On its summit there is a sanctuary dedicated to the Immaculate Conception, with a 22-meter statue of the Blessed Virgin Mary, an amphitheater and a chapel. The statue of the Immaculate Conception measures 14 meters tall, and the pedestal on which it rests is 8.3 meters in height. It weighs 36,610 kilograms. Within the pedestal there is a small chapel in which Pope John Paul II prayed and blessed the city of Santiago on April 1, 1987. The statue is lit up at night by lights placed on its sides, allowing it to be viewed from all over Santiago both day and night.

At the foot of the statue there is an amphitheater for holding masses or other religious ceremonies. Near the statue, there is also a small chapel for praying.

At the foothills of Cerro San Cristóbal are the Chilean National Zoo and a Japanese-style garden, and up there are also two municipal pools, Tupahue and Antilén.

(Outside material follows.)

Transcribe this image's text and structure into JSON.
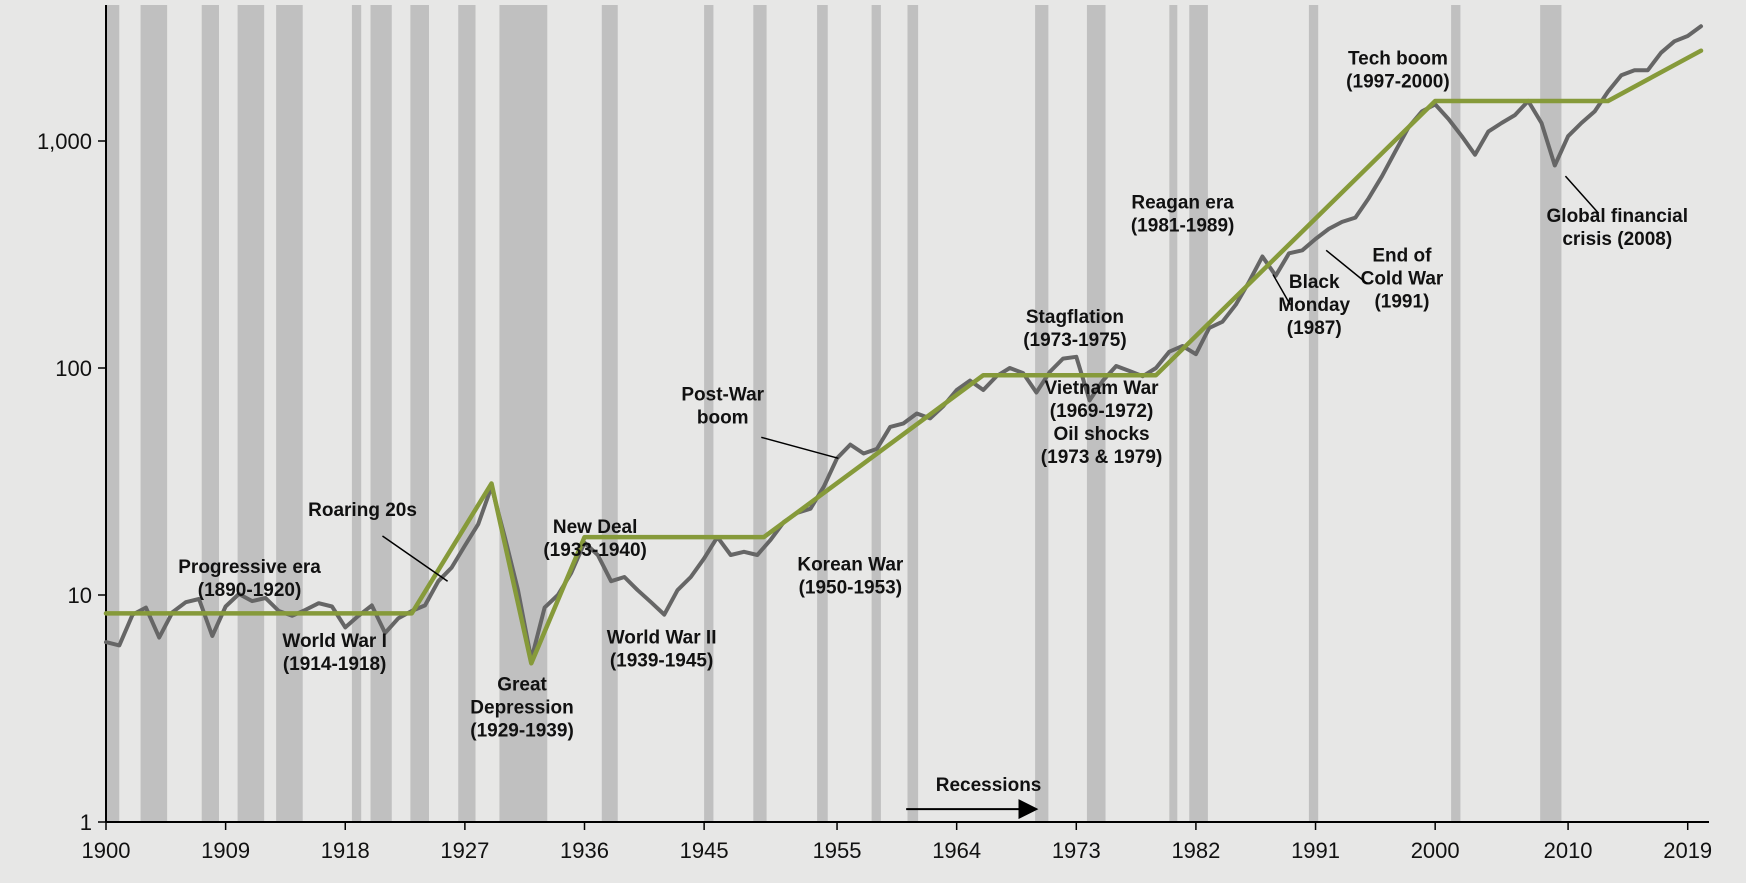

Cerro San Cristóbal houses Santiago's largest public park: the Santiago Metropolitan Park (Parque Metropolitano).
| Statue of the Virgin Mary on the top of Cerro San Cristóbal. |

==Access ==
The summit of Cerro San Cristóbal can be reached by foot (about a 45-minute walk, involving a 300m change in elevation), by car via the road joining the Santiago Metropolitan Park, by the Funicular de Santiago (the base of which sits next to the Zoo at the North end of Pio Nono in Barrio Bellavista), or by a Teleferico (cable car located northeast at the Oasis station).

A cable car provided service to the top of the hill from the Pedro de Valdivia entrance since 1980 until 2009, when the gearbox controlling the system's speed exploded, leaving the system unusable. A project was presented in 2011 to open for tender on the system, giving it new cabins and restore infrastructure. The service was expected to be back in 2012, however the Ministry of Housing and Urban Planning received only one offer that was rejected, so the tender was ended and a new public contest was announced, that began in 2013.
Then, in December 2014 it was announced that the cable car would re-open in the second semester of 2016 after a series of maintenance and remodeling works to be done from March 2015, costing US$9.5 million. These works complete the installation of the new 46 cabin network, of which 8 will be enabled for the transport of bicycles, strollers or wheelchairs. The transport cabins have a 6-person capacity and the system was reopened in November 2016.

From the top of the hill are two pools – Tupahue and Antilén, and access the National Zoo of Chile at the Bellavista entrance to Cerro San Cristóbal. The Children's Park of Cerro San Cristóbal also provides entrance to the hill via Avenida Perú.